I thought NVMe flash latency was measured in tens of microseconds. 3x RAM would ...

derefr · on Nov 26, 2022

Under ideal conditions, yes. But the 3x difference I see in practice is less about NVMe being just that good; and more about operations against (main) memory getting bottlenecked under high all-cores concurrent access with no cross-workload memory locality to enable any useful cache coherence. And also about memory accesses only being “in play” when a worker thread isn’t context-switched out; while PCIe-triggered NVMe DMA can proceed while the thread has yielded for some other reason.

In other words, when measured E2E in the context of a larger work-step (one large enough to be interrupted by a context-switch), the mean, amortized difference between the two types of fetch becomes <3x.

Top of my wishlist for future architectures is “more, lower-width memory channels” — i.e. increased intra-CPU NUMAification. Maybe something CXL.mem will roughly simulate — kind of a move from circuit-switched memory to packet-switched memory, as it were.

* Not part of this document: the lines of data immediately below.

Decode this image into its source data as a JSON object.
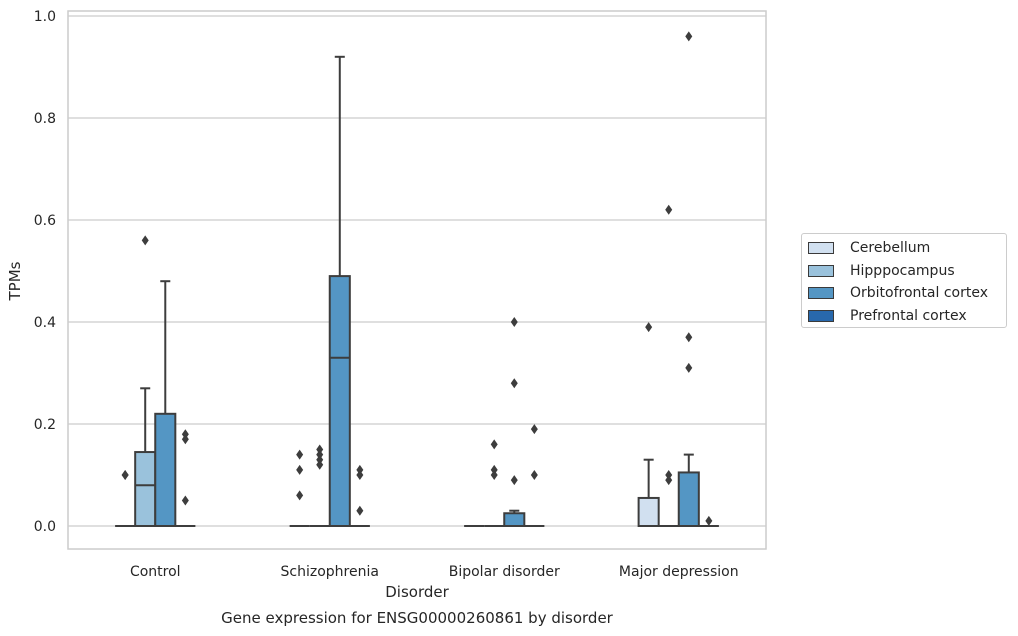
{
  "chart_data": {
    "type": "box",
    "title": "Gene expression for ENSG00000260861 by disorder",
    "xlabel": "Disorder",
    "ylabel": "TPMs",
    "ylim": [
      -0.045,
      1.012
    ],
    "yticks": [
      "0.0",
      "0.2",
      "0.4",
      "0.6",
      "0.8",
      "1.0"
    ],
    "categories": [
      "Control",
      "Schizophrenia",
      "Bipolar disorder",
      "Major depression"
    ],
    "grid": true,
    "legend_position": "right",
    "series": [
      {
        "name": "Cerebellum",
        "color": "#d1e0f0",
        "boxes": [
          {
            "q1": 0.0,
            "median": 0.0,
            "q3": 0.0,
            "whisker_low": 0.0,
            "whisker_high": 0.0,
            "outliers": [
              0.1,
              0.1
            ]
          },
          {
            "q1": 0.0,
            "median": 0.0,
            "q3": 0.0,
            "whisker_low": 0.0,
            "whisker_high": 0.0,
            "outliers": [
              0.14,
              0.11,
              0.06
            ]
          },
          {
            "q1": 0.0,
            "median": 0.0,
            "q3": 0.0,
            "whisker_low": 0.0,
            "whisker_high": 0.0,
            "outliers": []
          },
          {
            "q1": 0.0,
            "median": 0.0,
            "q3": 0.055,
            "whisker_low": 0.0,
            "whisker_high": 0.13,
            "outliers": [
              0.39
            ]
          }
        ]
      },
      {
        "name": "Hipppocampus",
        "color": "#9ac2dc",
        "boxes": [
          {
            "q1": 0.0,
            "median": 0.08,
            "q3": 0.145,
            "whisker_low": 0.0,
            "whisker_high": 0.27,
            "outliers": [
              0.56
            ]
          },
          {
            "q1": 0.0,
            "median": 0.0,
            "q3": 0.0,
            "whisker_low": 0.0,
            "whisker_high": 0.0,
            "outliers": [
              0.15,
              0.14,
              0.13,
              0.12
            ]
          },
          {
            "q1": 0.0,
            "median": 0.0,
            "q3": 0.0,
            "whisker_low": 0.0,
            "whisker_high": 0.0,
            "outliers": [
              0.16,
              0.11,
              0.1
            ]
          },
          {
            "q1": 0.0,
            "median": 0.0,
            "q3": 0.0,
            "whisker_low": 0.0,
            "whisker_high": 0.0,
            "outliers": [
              0.62,
              0.1,
              0.09
            ]
          }
        ]
      },
      {
        "name": "Orbitofrontal cortex",
        "color": "#5496c4",
        "boxes": [
          {
            "q1": 0.0,
            "median": 0.0,
            "q3": 0.22,
            "whisker_low": 0.0,
            "whisker_high": 0.48,
            "outliers": []
          },
          {
            "q1": 0.0,
            "median": 0.33,
            "q3": 0.49,
            "whisker_low": 0.0,
            "whisker_high": 0.92,
            "outliers": []
          },
          {
            "q1": 0.0,
            "median": 0.0,
            "q3": 0.025,
            "whisker_low": 0.0,
            "whisker_high": 0.03,
            "outliers": [
              0.4,
              0.28,
              0.09
            ]
          },
          {
            "q1": 0.0,
            "median": 0.0,
            "q3": 0.105,
            "whisker_low": 0.0,
            "whisker_high": 0.14,
            "outliers": [
              0.96,
              0.37,
              0.31
            ]
          }
        ]
      },
      {
        "name": "Prefrontal cortex",
        "color": "#2868ac",
        "boxes": [
          {
            "q1": 0.0,
            "median": 0.0,
            "q3": 0.0,
            "whisker_low": 0.0,
            "whisker_high": 0.0,
            "outliers": [
              0.18,
              0.17,
              0.05
            ]
          },
          {
            "q1": 0.0,
            "median": 0.0,
            "q3": 0.0,
            "whisker_low": 0.0,
            "whisker_high": 0.0,
            "outliers": [
              0.11,
              0.1,
              0.03
            ]
          },
          {
            "q1": 0.0,
            "median": 0.0,
            "q3": 0.0,
            "whisker_low": 0.0,
            "whisker_high": 0.0,
            "outliers": [
              0.19,
              0.1
            ]
          },
          {
            "q1": 0.0,
            "median": 0.0,
            "q3": 0.0,
            "whisker_low": 0.0,
            "whisker_high": 0.0,
            "outliers": [
              0.01
            ]
          }
        ]
      }
    ]
  }
}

MonaroVXR · on Nov 27, 2022

How do you figure these things out, do you have special software to look at this?

emn13 · on Nov 26, 2022

I think the person you're replying to is confusing IOPS with latency. If you add enough parallelism, then NAND flash random-read IOPS will eventually reach DRAM performance.

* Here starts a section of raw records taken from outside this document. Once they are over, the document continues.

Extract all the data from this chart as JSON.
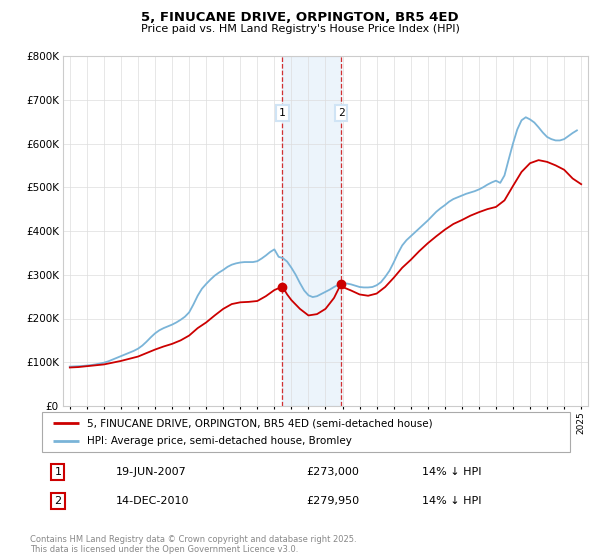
{
  "title": "5, FINUCANE DRIVE, ORPINGTON, BR5 4ED",
  "subtitle": "Price paid vs. HM Land Registry's House Price Index (HPI)",
  "legend_line1": "5, FINUCANE DRIVE, ORPINGTON, BR5 4ED (semi-detached house)",
  "legend_line2": "HPI: Average price, semi-detached house, Bromley",
  "footnote": "Contains HM Land Registry data © Crown copyright and database right 2025.\nThis data is licensed under the Open Government Licence v3.0.",
  "transaction1_label": "1",
  "transaction1_date": "19-JUN-2007",
  "transaction1_price": "£273,000",
  "transaction1_hpi": "14% ↓ HPI",
  "transaction2_label": "2",
  "transaction2_date": "14-DEC-2010",
  "transaction2_price": "£279,950",
  "transaction2_hpi": "14% ↓ HPI",
  "hpi_color": "#7ab4d8",
  "price_color": "#cc0000",
  "marker_color": "#cc0000",
  "shading_color": "#d0e4f5",
  "ylim_min": 0,
  "ylim_max": 800000,
  "transaction1_x": 2007.47,
  "transaction2_x": 2010.92,
  "hpi_data_x": [
    1995,
    1995.25,
    1995.5,
    1995.75,
    1996,
    1996.25,
    1996.5,
    1996.75,
    1997,
    1997.25,
    1997.5,
    1997.75,
    1998,
    1998.25,
    1998.5,
    1998.75,
    1999,
    1999.25,
    1999.5,
    1999.75,
    2000,
    2000.25,
    2000.5,
    2000.75,
    2001,
    2001.25,
    2001.5,
    2001.75,
    2002,
    2002.25,
    2002.5,
    2002.75,
    2003,
    2003.25,
    2003.5,
    2003.75,
    2004,
    2004.25,
    2004.5,
    2004.75,
    2005,
    2005.25,
    2005.5,
    2005.75,
    2006,
    2006.25,
    2006.5,
    2006.75,
    2007,
    2007.25,
    2007.5,
    2007.75,
    2008,
    2008.25,
    2008.5,
    2008.75,
    2009,
    2009.25,
    2009.5,
    2009.75,
    2010,
    2010.25,
    2010.5,
    2010.75,
    2011,
    2011.25,
    2011.5,
    2011.75,
    2012,
    2012.25,
    2012.5,
    2012.75,
    2013,
    2013.25,
    2013.5,
    2013.75,
    2014,
    2014.25,
    2014.5,
    2014.75,
    2015,
    2015.25,
    2015.5,
    2015.75,
    2016,
    2016.25,
    2016.5,
    2016.75,
    2017,
    2017.25,
    2017.5,
    2017.75,
    2018,
    2018.25,
    2018.5,
    2018.75,
    2019,
    2019.25,
    2019.5,
    2019.75,
    2020,
    2020.25,
    2020.5,
    2020.75,
    2021,
    2021.25,
    2021.5,
    2021.75,
    2022,
    2022.25,
    2022.5,
    2022.75,
    2023,
    2023.25,
    2023.5,
    2023.75,
    2024,
    2024.25,
    2024.5,
    2024.75
  ],
  "hpi_data_y": [
    90000,
    90500,
    91000,
    91500,
    92500,
    93500,
    95000,
    97000,
    99000,
    102000,
    106000,
    110000,
    114000,
    118000,
    122000,
    126000,
    131000,
    138000,
    147000,
    157000,
    166000,
    173000,
    178000,
    182000,
    186000,
    191000,
    197000,
    204000,
    214000,
    232000,
    252000,
    268000,
    279000,
    289000,
    298000,
    305000,
    311000,
    318000,
    323000,
    326000,
    328000,
    329000,
    329000,
    329000,
    331000,
    337000,
    344000,
    352000,
    358000,
    341000,
    338000,
    330000,
    316000,
    300000,
    281000,
    264000,
    253000,
    249000,
    251000,
    256000,
    261000,
    266000,
    272000,
    277000,
    280000,
    280000,
    278000,
    275000,
    272000,
    271000,
    271000,
    272000,
    276000,
    283000,
    295000,
    309000,
    328000,
    349000,
    367000,
    379000,
    388000,
    397000,
    406000,
    415000,
    424000,
    434000,
    444000,
    452000,
    459000,
    467000,
    473000,
    477000,
    481000,
    485000,
    488000,
    491000,
    495000,
    500000,
    506000,
    511000,
    515000,
    510000,
    527000,
    564000,
    600000,
    632000,
    653000,
    660000,
    655000,
    648000,
    637000,
    625000,
    615000,
    610000,
    607000,
    607000,
    610000,
    617000,
    624000,
    630000
  ],
  "price_data_x": [
    1995.0,
    1995.5,
    1996.0,
    1996.5,
    1997.0,
    1997.5,
    1998.0,
    1998.5,
    1999.0,
    1999.5,
    2000.0,
    2000.5,
    2001.0,
    2001.5,
    2002.0,
    2002.5,
    2003.0,
    2003.5,
    2004.0,
    2004.5,
    2005.0,
    2005.5,
    2006.0,
    2006.5,
    2007.0,
    2007.47,
    2007.75,
    2008.0,
    2008.5,
    2009.0,
    2009.5,
    2010.0,
    2010.5,
    2010.92,
    2011.0,
    2011.5,
    2012.0,
    2012.5,
    2013.0,
    2013.5,
    2014.0,
    2014.5,
    2015.0,
    2015.5,
    2016.0,
    2016.5,
    2017.0,
    2017.5,
    2018.0,
    2018.5,
    2019.0,
    2019.5,
    2020.0,
    2020.5,
    2021.0,
    2021.5,
    2022.0,
    2022.5,
    2023.0,
    2023.5,
    2024.0,
    2024.5,
    2025.0
  ],
  "price_data_y": [
    88000,
    89000,
    91000,
    93000,
    95000,
    99000,
    103000,
    108000,
    113000,
    121000,
    129000,
    136000,
    142000,
    150000,
    161000,
    178000,
    191000,
    207000,
    222000,
    233000,
    237000,
    238000,
    240000,
    251000,
    265000,
    273000,
    255000,
    242000,
    222000,
    207000,
    210000,
    222000,
    247000,
    279950,
    272000,
    264000,
    255000,
    252000,
    257000,
    272000,
    293000,
    316000,
    334000,
    354000,
    372000,
    388000,
    403000,
    416000,
    425000,
    435000,
    443000,
    450000,
    455000,
    470000,
    503000,
    535000,
    555000,
    562000,
    558000,
    550000,
    540000,
    520000,
    507000
  ]
}
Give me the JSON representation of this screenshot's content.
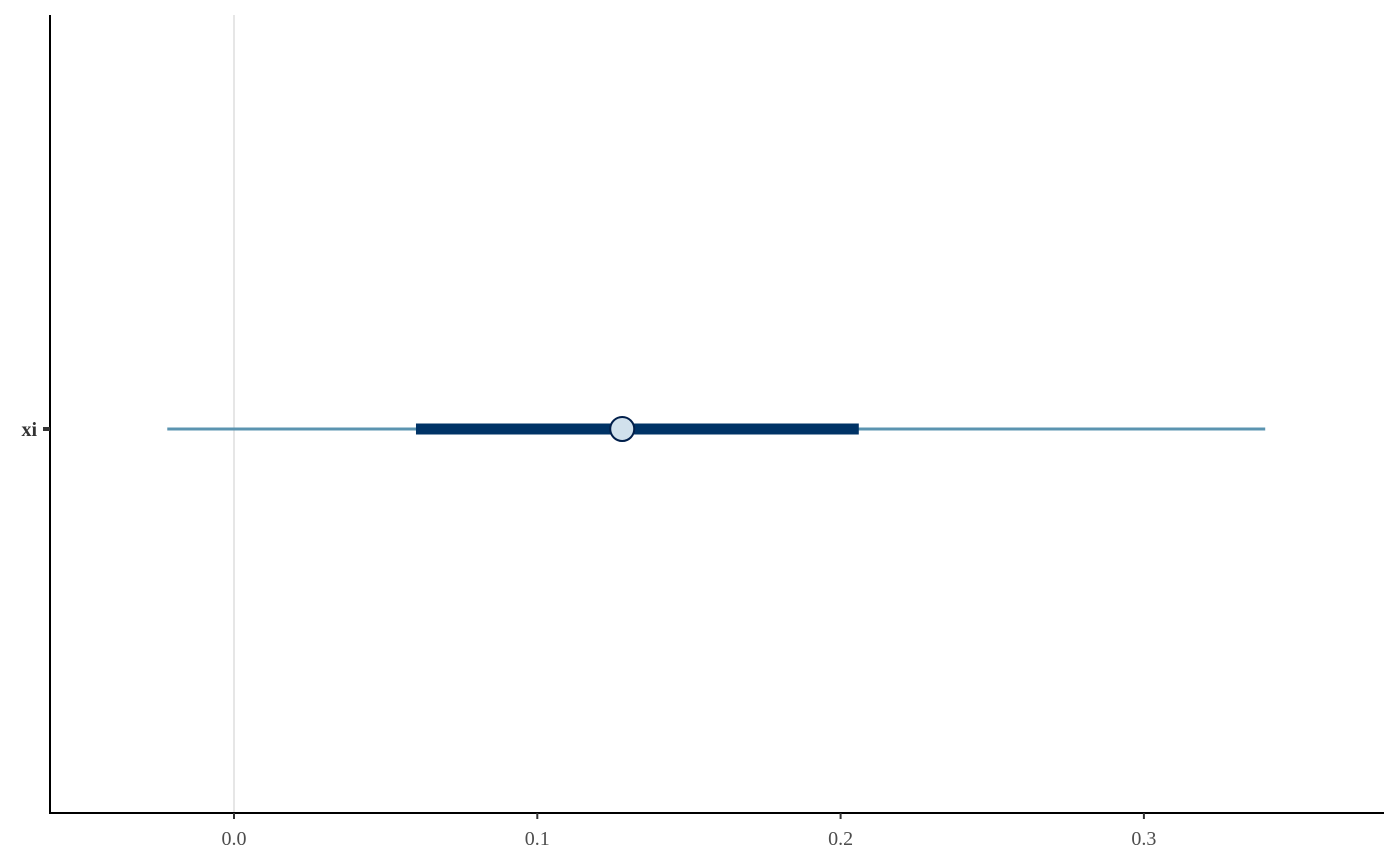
{
  "chart_data": {
    "type": "interval",
    "title": "",
    "xlabel": "",
    "ylabel": "",
    "xlim": [
      -0.06,
      0.378
    ],
    "x_ticks": [
      0.0,
      0.1,
      0.2,
      0.3
    ],
    "x_tick_labels": [
      "0.0",
      "0.1",
      "0.2",
      "0.3"
    ],
    "reference_line": 0.0,
    "grid": false,
    "categories": [
      "xi"
    ],
    "intervals": [
      {
        "label": "xi",
        "point": 0.128,
        "inner": [
          0.06,
          0.206
        ],
        "outer": [
          -0.022,
          0.34
        ]
      }
    ],
    "colors": {
      "outer_line": "#5b94b0",
      "inner_line": "#003366",
      "point_fill": "#d1e1ec",
      "point_stroke": "#011f4b",
      "reference_line": "#e6e6e6",
      "axis": "#000000"
    }
  }
}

But it's not going to be easy - for a sense of scale I just tested a 7950x at stock speeds with stock JEDEC DDR5 timings. I inserted a bunch of numbers in an 8GB block of memory, and with a deterministic random seed randomly pick 4kb pages, computing their sum and eventually reporting that (to avoid overly clever dead-code analysis, and make sure the data is fully read).

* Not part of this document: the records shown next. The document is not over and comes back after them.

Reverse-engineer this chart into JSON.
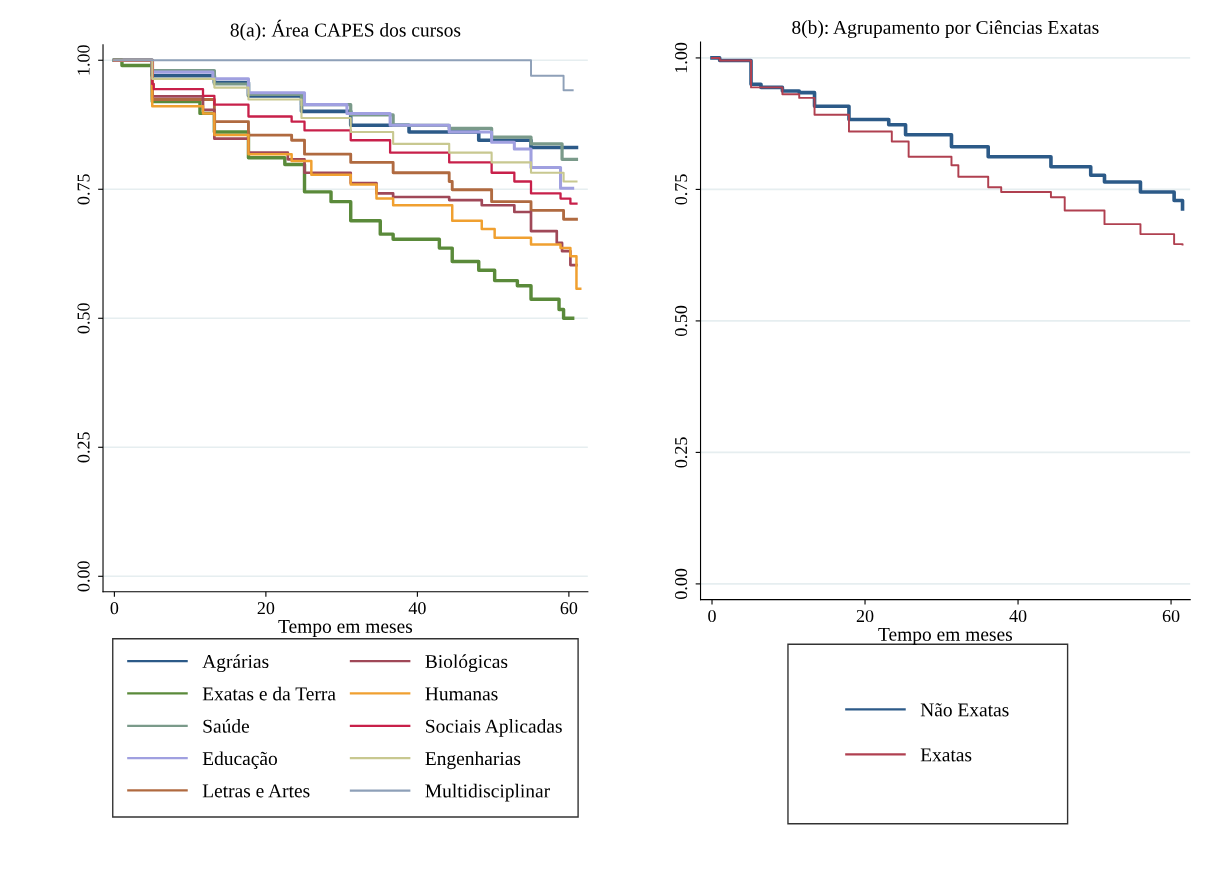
{
  "chart_data": [
    {
      "type": "step",
      "title": "8(a): Área CAPES dos cursos",
      "xlabel": "Tempo em meses",
      "xlim": [
        -1.5,
        62.5
      ],
      "xticks": [
        0,
        20,
        40,
        60
      ],
      "ylim": [
        -0.03,
        1.03
      ],
      "yticks": [
        {
          "value": 0,
          "label": "0.00"
        },
        {
          "value": 0.25,
          "label": "0.25"
        },
        {
          "value": 0.5,
          "label": "0.50"
        },
        {
          "value": 0.75,
          "label": "0.75"
        },
        {
          "value": 1,
          "label": "1.00"
        }
      ],
      "grid": "y",
      "legend": "bottom",
      "line_style": "solid",
      "marker": "none",
      "series": [
        {
          "name": "Agrárias",
          "color": "#2c5a88",
          "x": [
            0,
            5,
            13.2,
            17.7,
            24.7,
            31.2,
            38.9,
            48.1,
            55,
            61
          ],
          "values": [
            1,
            0.97,
            0.957,
            0.931,
            0.901,
            0.874,
            0.861,
            0.845,
            0.831,
            0.831
          ]
        },
        {
          "name": "Exatas e da Terra",
          "color": "#5a8a3a",
          "x": [
            0,
            1,
            5,
            11.3,
            13.2,
            17.7,
            22.5,
            25.1,
            28.6,
            31.2,
            35.1,
            36.8,
            42.9,
            44.6,
            48.1,
            50.2,
            53.2,
            55,
            58.7,
            59.3,
            60.5
          ],
          "values": [
            1,
            0.99,
            0.92,
            0.897,
            0.861,
            0.811,
            0.798,
            0.745,
            0.726,
            0.689,
            0.663,
            0.653,
            0.636,
            0.61,
            0.593,
            0.573,
            0.563,
            0.537,
            0.517,
            0.5,
            0.5
          ]
        },
        {
          "name": "Saúde",
          "color": "#7a9a8a",
          "x": [
            0,
            5,
            13.2,
            17.7,
            24.7,
            31.2,
            36.8,
            44.2,
            49.8,
            55,
            59.1,
            61
          ],
          "values": [
            1,
            0.98,
            0.954,
            0.934,
            0.914,
            0.894,
            0.874,
            0.868,
            0.851,
            0.838,
            0.808,
            0.808
          ]
        },
        {
          "name": "Educação",
          "color": "#a0a0e0",
          "x": [
            0,
            5,
            13,
            17.7,
            25.1,
            30.7,
            36.4,
            44.2,
            49.8,
            52.8,
            55,
            58.9,
            60.5
          ],
          "values": [
            1,
            0.977,
            0.964,
            0.937,
            0.914,
            0.897,
            0.874,
            0.861,
            0.841,
            0.828,
            0.792,
            0.752,
            0.752
          ]
        },
        {
          "name": "Letras e Artes",
          "color": "#b06a40",
          "x": [
            0,
            5,
            13.2,
            17.7,
            23.4,
            25.1,
            31.2,
            36.8,
            44.2,
            44.6,
            49.8,
            55,
            59.3,
            61
          ],
          "values": [
            1,
            0.924,
            0.881,
            0.855,
            0.845,
            0.818,
            0.802,
            0.782,
            0.765,
            0.749,
            0.726,
            0.709,
            0.692,
            0.692
          ]
        },
        {
          "name": "Biológicas",
          "color": "#a04858",
          "x": [
            0,
            5,
            11.7,
            13.2,
            17.7,
            22.9,
            25.1,
            31.2,
            34.6,
            36.8,
            44.2,
            48.5,
            52.8,
            55,
            58.4,
            59.1,
            60.2,
            61
          ],
          "values": [
            1,
            0.93,
            0.904,
            0.848,
            0.821,
            0.808,
            0.782,
            0.762,
            0.742,
            0.735,
            0.729,
            0.719,
            0.706,
            0.669,
            0.646,
            0.63,
            0.603,
            0.603
          ]
        },
        {
          "name": "Humanas",
          "color": "#f0a030",
          "x": [
            0,
            5,
            11.7,
            13.2,
            17.7,
            23.4,
            26,
            31.2,
            34.6,
            36.8,
            44.6,
            48.5,
            50.2,
            55,
            58.9,
            60.2,
            61,
            61.5
          ],
          "values": [
            1,
            0.911,
            0.897,
            0.855,
            0.818,
            0.805,
            0.778,
            0.759,
            0.732,
            0.719,
            0.689,
            0.673,
            0.656,
            0.643,
            0.636,
            0.62,
            0.557,
            0.557
          ]
        },
        {
          "name": "Sociais Aplicadas",
          "color": "#c8204a",
          "x": [
            0,
            5,
            5.2,
            11.7,
            13.2,
            17.7,
            23.4,
            25.1,
            31.2,
            36.4,
            44.2,
            49.8,
            52.8,
            55,
            58.9,
            60.2,
            61
          ],
          "values": [
            1,
            0.954,
            0.944,
            0.931,
            0.914,
            0.891,
            0.881,
            0.864,
            0.845,
            0.821,
            0.802,
            0.782,
            0.765,
            0.742,
            0.732,
            0.722,
            0.722
          ]
        },
        {
          "name": "Engenharias",
          "color": "#c8c890",
          "x": [
            0,
            5,
            13.2,
            17.7,
            24.7,
            31.2,
            36.8,
            44.2,
            49.8,
            55,
            59.3,
            61
          ],
          "values": [
            1,
            0.964,
            0.947,
            0.924,
            0.888,
            0.861,
            0.838,
            0.821,
            0.802,
            0.782,
            0.765,
            0.765
          ]
        },
        {
          "name": "Multidisciplinar",
          "color": "#8ea0b8",
          "x": [
            0,
            55,
            59.3,
            60.5
          ],
          "values": [
            1,
            0.97,
            0.942,
            0.942
          ]
        }
      ]
    },
    {
      "type": "step",
      "title": "8(b): Agrupamento por Ciências Exatas",
      "xlabel": "Tempo em meses",
      "xlim": [
        -1.5,
        62.5
      ],
      "xticks": [
        0,
        20,
        40,
        60
      ],
      "ylim": [
        -0.03,
        1.03
      ],
      "yticks": [
        {
          "value": 0,
          "label": "0.00"
        },
        {
          "value": 0.25,
          "label": "0.25"
        },
        {
          "value": 0.5,
          "label": "0.50"
        },
        {
          "value": 0.75,
          "label": "0.75"
        },
        {
          "value": 1,
          "label": "1.00"
        }
      ],
      "grid": "y",
      "legend": "bottom",
      "line_style": "solid",
      "marker": "none",
      "series": [
        {
          "name": "Não Exatas",
          "color": "#2c5a88",
          "x": [
            0,
            1,
            5.1,
            6.4,
            9.2,
            11.4,
            13.4,
            17.9,
            23.1,
            25.3,
            31.3,
            36.1,
            44.3,
            49.5,
            51.3,
            56,
            60.4,
            61.5
          ],
          "values": [
            1,
            0.995,
            0.95,
            0.944,
            0.937,
            0.934,
            0.908,
            0.883,
            0.873,
            0.854,
            0.831,
            0.812,
            0.793,
            0.777,
            0.764,
            0.745,
            0.729,
            0.713
          ]
        },
        {
          "name": "Exatas",
          "color": "#b04050",
          "x": [
            0,
            1,
            5.1,
            9.2,
            11.4,
            13.4,
            17.9,
            23.5,
            25.7,
            31.3,
            32.2,
            36.1,
            37.8,
            44.3,
            46.1,
            51.3,
            56,
            60.4,
            61.5
          ],
          "values": [
            1,
            0.995,
            0.944,
            0.931,
            0.924,
            0.892,
            0.86,
            0.841,
            0.812,
            0.796,
            0.774,
            0.754,
            0.745,
            0.735,
            0.71,
            0.684,
            0.665,
            0.646,
            0.645
          ]
        }
      ]
    }
  ]
}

With an SSD-friendly 4K page size that resulted in 2.8 million iops of QD1 random read. By comparison, a web search for intel's 5800x optane's QD1 results shows 0.11 million iops, and that's the fastest random read SSD there is at those queue depths, AFAIK.

If you add parallelism, then ddr5 reaches 11.6 million iops at QD16 (via 16 threads), fast SSDs reach around 1 million, the optane reaches 1.5 million. An Epyc Genoa server chip has 6 times as many DDR5 memory channels as this client system does; and I'm not sure how well that scales, but 60 million 4kb random read iops sounds reasonable, I assume. Intel's memory controllers are supposedly even better (at least for clients). Turning on XMP and PBO improves results by 15-20%; and even tighter secondary/tertiary timings are likely possible.

I don't think you're going to reach those numbers not even with 24 fast NVMe drives.

And then there's the fact that I picked the ssd-friendly 4kb size; 64-byte random reads reach 260 million iops - that's not quite as much bandwidth as @ 4kb, but the scaling is pretty decent. Good luck reaching those kind of numbers on SSDs, let alone the kind of numbers a 12-channel server might reach...

We're getting close enough that the loss in performance at highly parallel workloads is perhaps acceptable enough for some applications. But it's still going to be a serious engineering challenge to even get there, and you're only going to come close under ideal (for the NAND) circumstances - lower parallelism or smaller pages and it's pretty much hopeless to arrive at even the same order of magnitude.

jlokier · on Nov 26, 2022

I measured ~1.2M IOPS (random reads, 4kiB) from 3xNVMe in a software RAID configuration on a commodity server running Ubuntu Linux in 2021. Using Samsung SSDs, not Optane.

If that scaled, it would be 9.6M IOPS from 24xNVMe.

emn13 · on Nov 27, 2022

Which is quite respectable, but still nevertheless a far cry from the presumable 60M+ iops the server would have using dram (if it scales linearly, which I doubt, it would hit 70M). Also, DRAM gets quite close to those numbers with only around 2 times as many threads as dram channels, but that NVMe setup will likely need parallelism of at least 100 to reach that - maybe much more.

Still, a mere factor 7 isn't a _huge_ difference. Plenty of use cases for that, especially since NAND has other advantages like cost/GB, capacity, and persistence.

But it's also not like this is going to replace dram very quickly. Iops is one thing, but latency is another, and there dram is still much faster; like close to 1000 times faster.

867-5309 · on Nov 26, 2022

at this point cost would become the bottleneck. compare 24x1TB NVMe drives to 24TB of DDR5

emn13 · on Nov 26, 2022

That's an entirely different dimension - you can reach these throughput numbers on DDR5 likely even with merely 16GB. And an massive 12-channel 6TB socket solution will likely have slightly less than 6 times the random-read bandwidth. Capacity and bandwidth aren't strongly related here.